I rated Lowe well enough to be an AB. Remember we were picking the likes of George Bridge above such players so theres no disputing a lot of bad decisions have been made by those last two coaches. Does a team like the ABs need a finicky winger who you have to adapt and change a lot of your style with to get benefit from? No, not really. But he still would have been a basic improvement on players like even Savea at the tail of his career, Bridge, and could even have converted into the answer of replacing Beauden at the back. Instead we persisted with NMS, Naholo, Havili, Reece, all players we would have cared even less about losing and all because Rieko had Lowe's number 11 jersey nailed down.


He was of course only 23 when he decided to leave, it was back in the beggining of the period they had started retaining players (from 2018 onwards I think, they came out saying theyre going to be more aggressive at some point). So he might, all of them, only just missed out.


The main point that Ed made is that situations like Lowe's, Aki's, JGP's, aren't going to happen in future. That's a bit of a "NZ" only problem, because those players need to reach such a high standard to be chosen by the All Blacks, were as a country like Ireland wants them a lot earlier like that. This is basically the 'ready in 3 years' concept Ireland relied on, versus the '5 years and they've left' concept' were that player is now ready to be chosen by the All Blacks (given a contract to play Super, ala SBW, and hopefully Manu).


The 'mercenary' thing that will take longer to expire, and which I was referring to, is the grandparents rule. The new kids coming through now aren't going to have as many gp born overseas, so the amount of players that can leave with a prospect of International rugby offer are going to drop dramatically at some point. All these kiwi fellas playing for a PI, is going to stop sadly.


The new era problem that will replace those old concerns is now French and Japanese clubs (doing the same as NRL teams have done for decades by) picking kids out of school. The problem here is not so much a national identity one, than it is a farm system where 9 in 10 players are left with nothing. A stunted education and no support in a foreign country (well they'll get kicked out of those countries were they don't in Australia).

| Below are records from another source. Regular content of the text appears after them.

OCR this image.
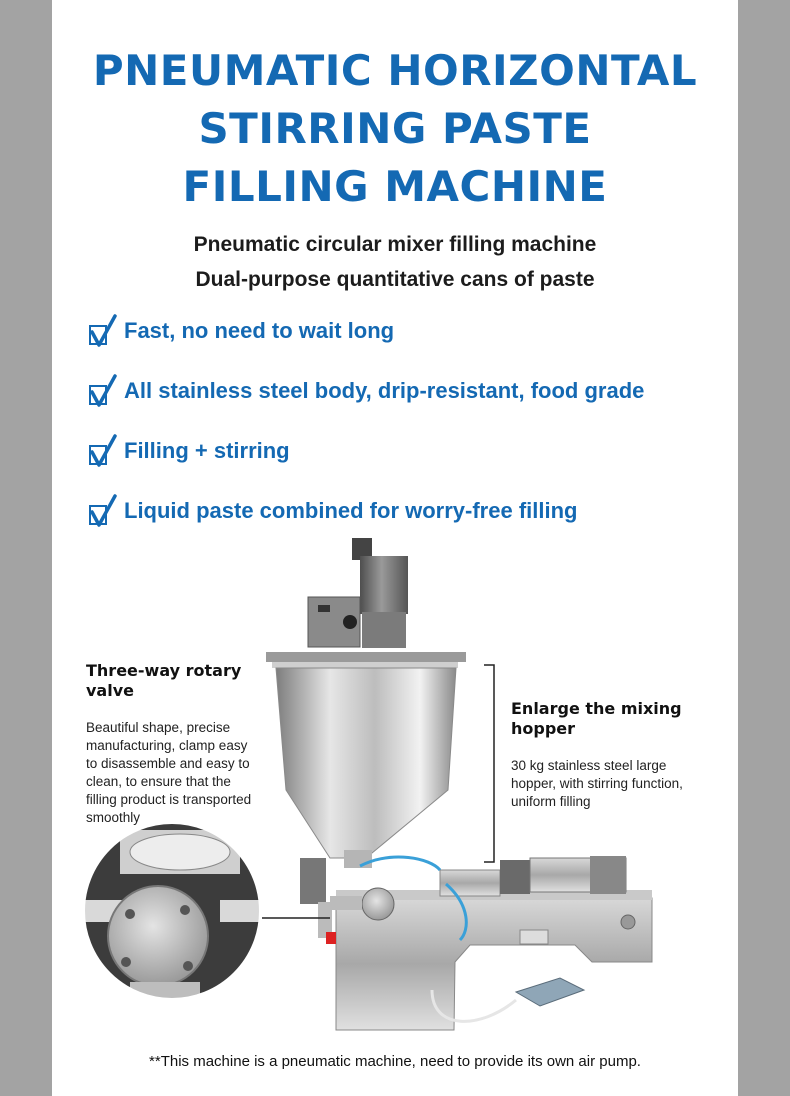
PNEUMATIC HORIZONTAL
STIRRING PASTE
FILLING MACHINE
Pneumatic circular mixer filling machine
Dual-purpose quantitative cans of paste
Fast, no need to wait long
All stainless steel body, drip-resistant, food grade
Filling + stirring
Liquid paste combined for worry-free filling
Three-way rotary
valve
Beautiful shape, precise
manufacturing, clamp easy
to disassemble and easy to
clean, to ensure that the
filling product is transported
smoothly
Enlarge the mixing
hopper
30 kg stainless steel large
hopper, with stirring function,
uniform filling
**This machine is a pneumatic machine, need to provide its own air pump.
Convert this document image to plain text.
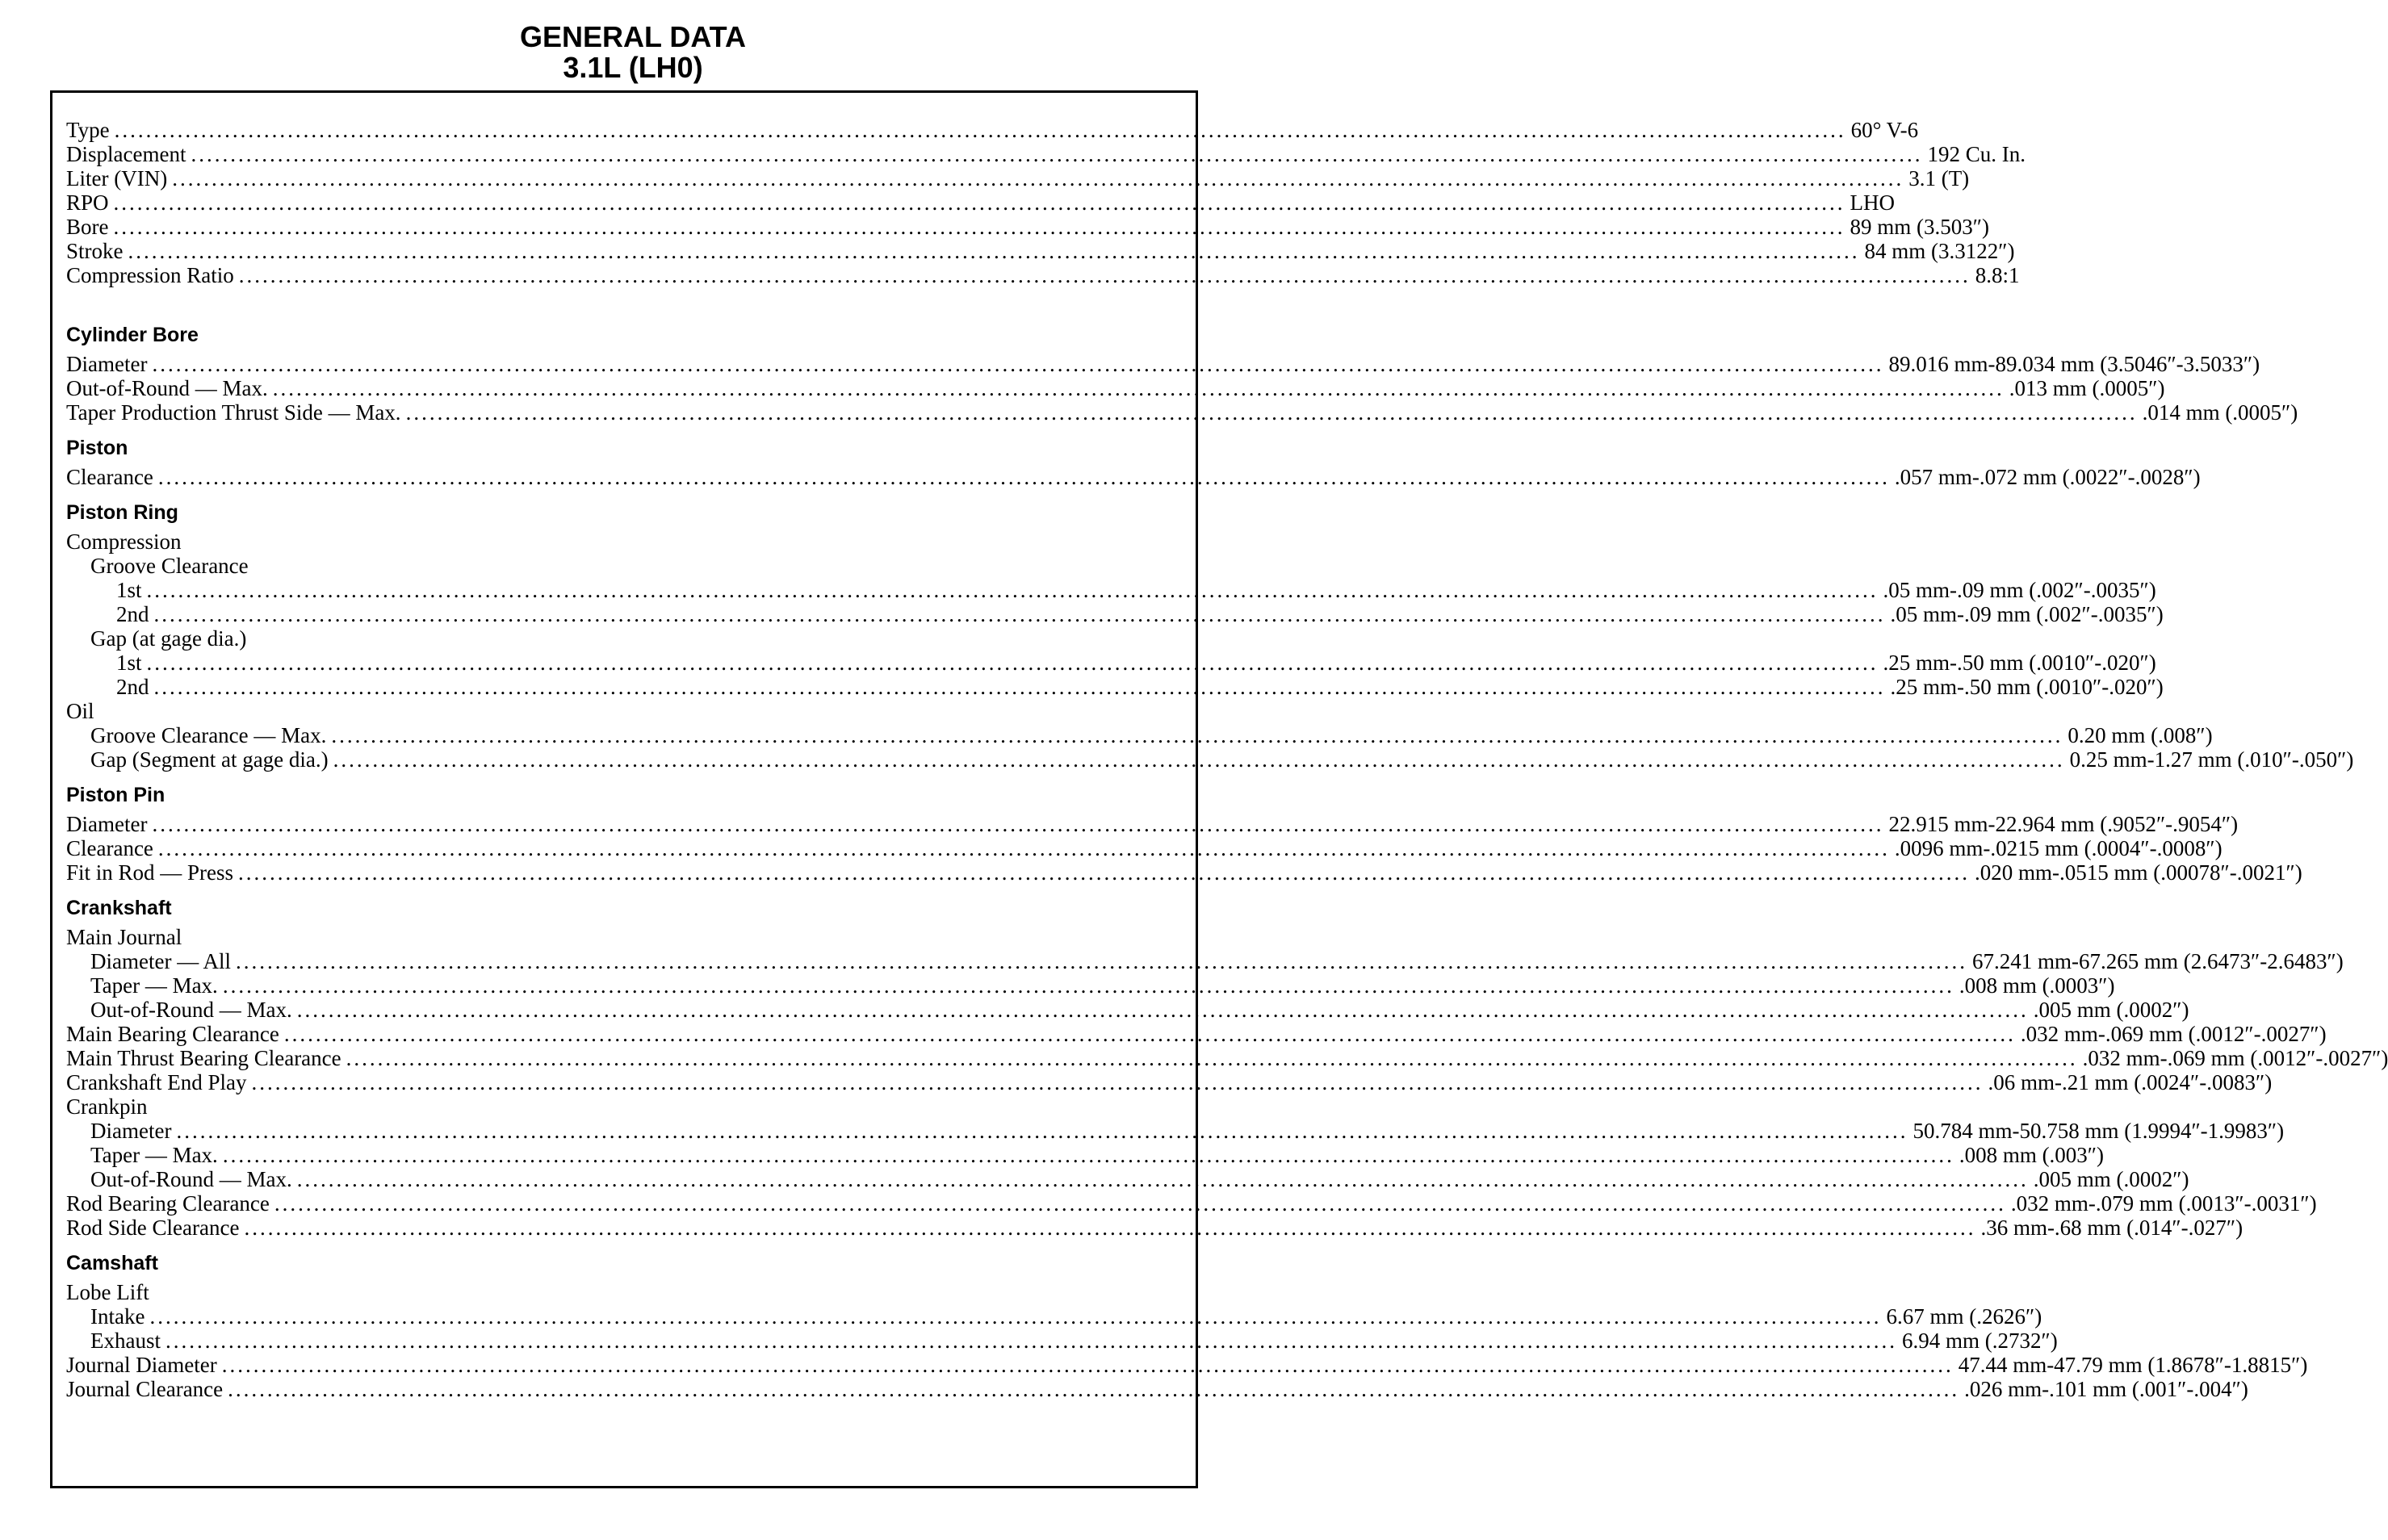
GENERAL DATA
3.1L (LH0)
Type ............................................................................................................................................................................................................................ 60° V-6
Displacement ............................................................................................................................................................................................................................ 192 Cu. In.
Liter (VIN) ............................................................................................................................................................................................................................ 3.1 (T)
RPO ............................................................................................................................................................................................................................ LHO
Bore ............................................................................................................................................................................................................................ 89 mm (3.503″)
Stroke ............................................................................................................................................................................................................................ 84 mm (3.3122″)
Compression Ratio ............................................................................................................................................................................................................................ 8.8:1
Cylinder Bore
Diameter ............................................................................................................................................................................................................................ 89.016 mm-89.034 mm (3.5046″-3.5033″)
Out-of-Round — Max. ............................................................................................................................................................................................................................ .013 mm (.0005″)
Taper Production Thrust Side — Max. ............................................................................................................................................................................................................................ .014 mm (.0005″)
Piston
Clearance ............................................................................................................................................................................................................................ .057 mm-.072 mm (.0022″-.0028″)
Piston Ring
Compression
Groove Clearance
1st ............................................................................................................................................................................................................................ .05 mm-.09 mm (.002″-.0035″)
2nd ............................................................................................................................................................................................................................ .05 mm-.09 mm (.002″-.0035″)
Gap (at gage dia.)
1st ............................................................................................................................................................................................................................ .25 mm-.50 mm (.0010″-.020″)
2nd ............................................................................................................................................................................................................................ .25 mm-.50 mm (.0010″-.020″)
Oil
Groove Clearance — Max. ............................................................................................................................................................................................................................ 0.20 mm (.008″)
Gap (Segment at gage dia.) ............................................................................................................................................................................................................................ 0.25 mm-1.27 mm (.010″-.050″)
Piston Pin
Diameter ............................................................................................................................................................................................................................ 22.915 mm-22.964 mm (.9052″-.9054″)
Clearance ............................................................................................................................................................................................................................ .0096 mm-.0215 mm (.0004″-.0008″)
Fit in Rod — Press ............................................................................................................................................................................................................................ .020 mm-.0515 mm (.00078″-.0021″)
Crankshaft
Main Journal
Diameter — All ............................................................................................................................................................................................................................ 67.241 mm-67.265 mm (2.6473″-2.6483″)
Taper — Max. ............................................................................................................................................................................................................................ .008 mm (.0003″)
Out-of-Round — Max. ............................................................................................................................................................................................................................ .005 mm (.0002″)
Main Bearing Clearance ............................................................................................................................................................................................................................ .032 mm-.069 mm (.0012″-.0027″)
Main Thrust Bearing Clearance ............................................................................................................................................................................................................................ .032 mm-.069 mm (.0012″-.0027″)
Crankshaft End Play ............................................................................................................................................................................................................................ .06 mm-.21 mm (.0024″-.0083″)
Crankpin
Diameter ............................................................................................................................................................................................................................ 50.784 mm-50.758 mm (1.9994″-1.9983″)
Taper — Max. ............................................................................................................................................................................................................................ .008 mm (.003″)
Out-of-Round — Max. ............................................................................................................................................................................................................................ .005 mm (.0002″)
Rod Bearing Clearance ............................................................................................................................................................................................................................ .032 mm-.079 mm (.0013″-.0031″)
Rod Side Clearance ............................................................................................................................................................................................................................ .36 mm-.68 mm (.014″-.027″)
Camshaft
Lobe Lift
Intake ............................................................................................................................................................................................................................ 6.67 mm (.2626″)
Exhaust ............................................................................................................................................................................................................................ 6.94 mm (.2732″)
Journal Diameter ............................................................................................................................................................................................................................ 47.44 mm-47.79 mm (1.8678″-1.8815″)
Journal Clearance ............................................................................................................................................................................................................................ .026 mm-.101 mm (.001″-.004″)
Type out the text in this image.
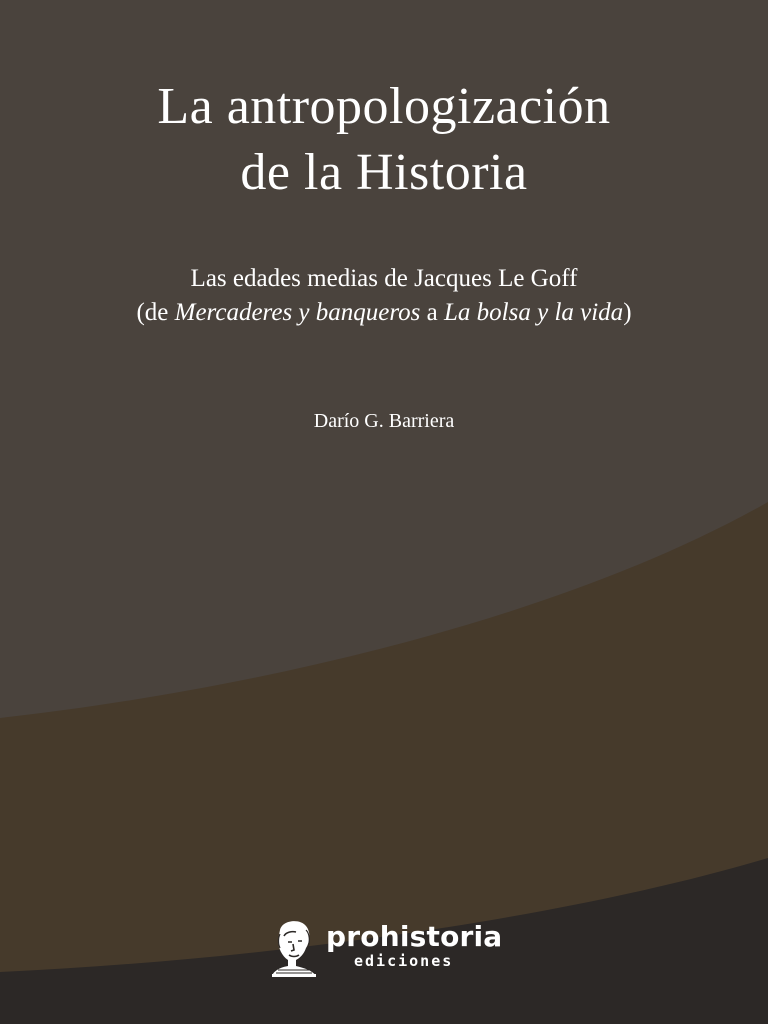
La antropologización
de la Historia
Las edades medias de Jacques Le Goff
(de Mercaderes y banqueros a La bolsa y la vida)
Darío G. Barriera
prohistoria
ediciones
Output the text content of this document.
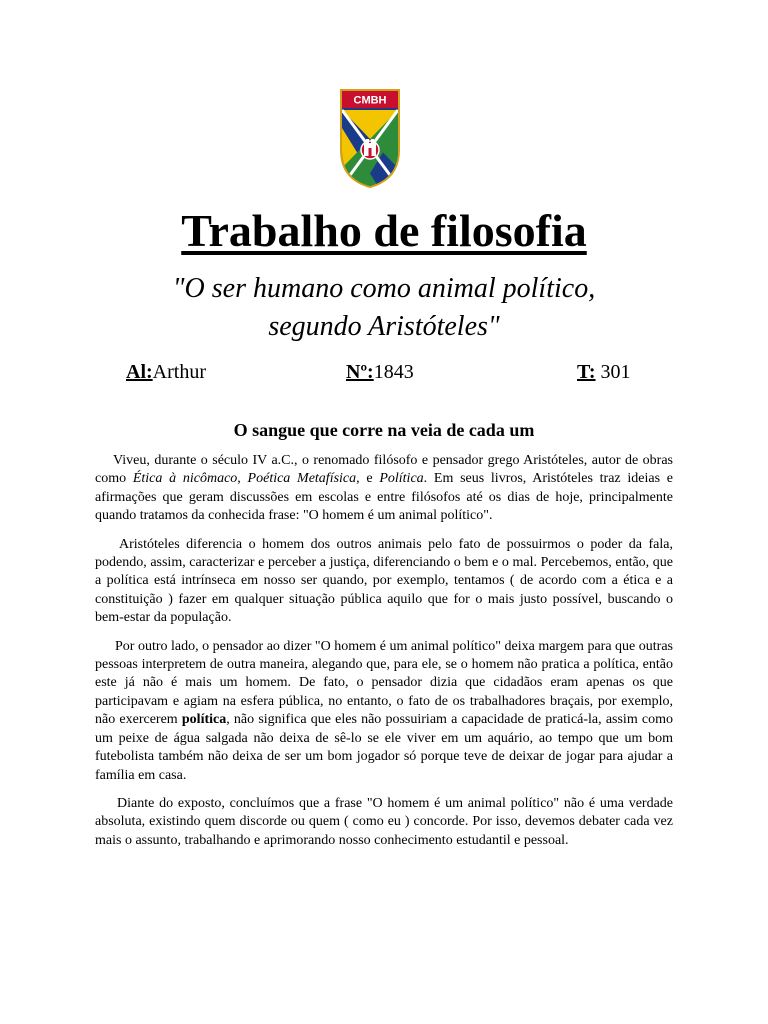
CMBH
Trabalho de filosofia
"O ser humano como animal político,
segundo Aristóteles"
Al:Arthur	Nº:1843	T: 301
O sangue que corre na veia de cada um

Viveu, durante o século IV a.C., o renomado filósofo e pensador grego Aristóteles, autor de obras como Ética à nicômaco, Poética Metafísica, e Política. Em seus livros, Aristóteles traz ideias e afirmações que geram discussões em escolas e entre filósofos até os dias de hoje, principalmente quando tratamos da conhecida frase: "O homem é um animal político".

Aristóteles diferencia o homem dos outros animais pelo fato de possuirmos o poder da fala, podendo, assim, caracterizar e perceber a justiça, diferenciando o bem e o mal. Percebemos, então, que a política está intrínseca em nosso ser quando, por exemplo, tentamos ( de acordo com a ética e a constituição ) fazer em qualquer situação pública aquilo que for o mais justo possível, buscando o bem-estar da população.

Por outro lado, o pensador ao dizer "O homem é um animal político" deixa margem para que outras pessoas interpretem de outra maneira, alegando que, para ele, se o homem não pratica a política, então este já não é mais um homem. De fato, o pensador dizia que cidadãos eram apenas os que participavam e agiam na esfera pública, no entanto, o fato de os trabalhadores braçais, por exemplo, não exercerem política, não significa que eles não possuiriam a capacidade de praticá-la, assim como um peixe de água salgada não deixa de sê-lo se ele viver em um aquário, ao tempo que um bom futebolista também não deixa de ser um bom jogador só porque teve de deixar de jogar para ajudar a família em casa.

Diante do exposto, concluímos que a frase "O homem é um animal político" não é uma verdade absoluta, existindo quem discorde ou quem ( como eu ) concorde. Por isso, devemos debater cada vez mais o assunto, trabalhando e aprimorando nosso conhecimento estudantil e pessoal.
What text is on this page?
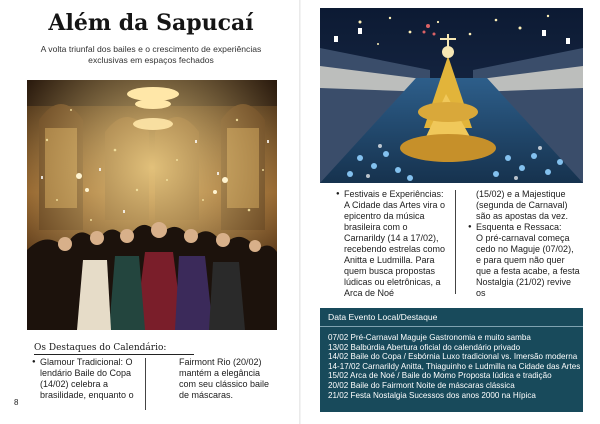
Além da Sapucaí
A volta triunfal dos bailes e o crescimento de experiências exclusivas em espaços fechados
● Festivais e Experiências:
A Cidade das Artes vira o epicentro da música brasileira com o Carnarildy (14 a 17/02), recebendo estrelas como Anitta e Ludmilla. Para quem busca propostas lúdicas ou eletrônicas, a Arca de Noé
(15/02) e a Majestique (segunda de Carnaval) são as apostas da vez.
● Esquenta e Ressaca:
O pré-carnaval começa cedo no Maguje (07/02), e para quem não quer que a festa acabe, a festa Nostalgia (21/02) revive os
Data Evento Local/Destaque
07/02 Pré-Carnaval Maguje Gastronomia e muito samba
13/02 Balbúrdia Abertura oficial do calendário privado
14/02 Baile do Copa / Esbórnia Luxo tradicional vs. Imersão moderna
14-17/02 Carnarildy Anitta, Thiaguinho e Ludmilla na Cidade das Artes
15/02 Arca de Noé / Baile do Momo Proposta lúdica e tradição
20/02 Baile do Fairmont Noite de máscaras clássica
21/02 Festa Nostalgia Sucessos dos anos 2000 na Hípica
Os Destaques do Calendário:
● Glamour Tradicional: O
lendário Baile do Copa (14/02) celebra a brasilidade, enquanto o
Fairmont Rio (20/02) mantém a elegância com seu clássico baile de máscaras.
8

It's the same sort of situation were NZ would be the big guy, but there weren't many downsides with it. The only one I can think was brought up but a poster on this site, I can't recall who it was, but he seemed to know a lot of kids coming from the Islands weren't really given the capability to fly back home during school xms holidays etc. That is probably something that should be fixed by the union. Otherwise getting someone like Fakatava over here for his last year of school definitely results in NZ being able to pick the cherries off the top but it also allows that player to develop and be able to represent Tonga and under age and possibly even later in his career. Where as a kid being taken from NZ is arguably going to be worse off in every respect other than perhaps money. Not going to develop as a person, not going to develop as a player as much, so I have a lotof sympathy for NZs case that I don't include them in that group but I certainly see where you're coming from and it encourages other countries to think they can do the same while not realising they're making a much worse experience/situation.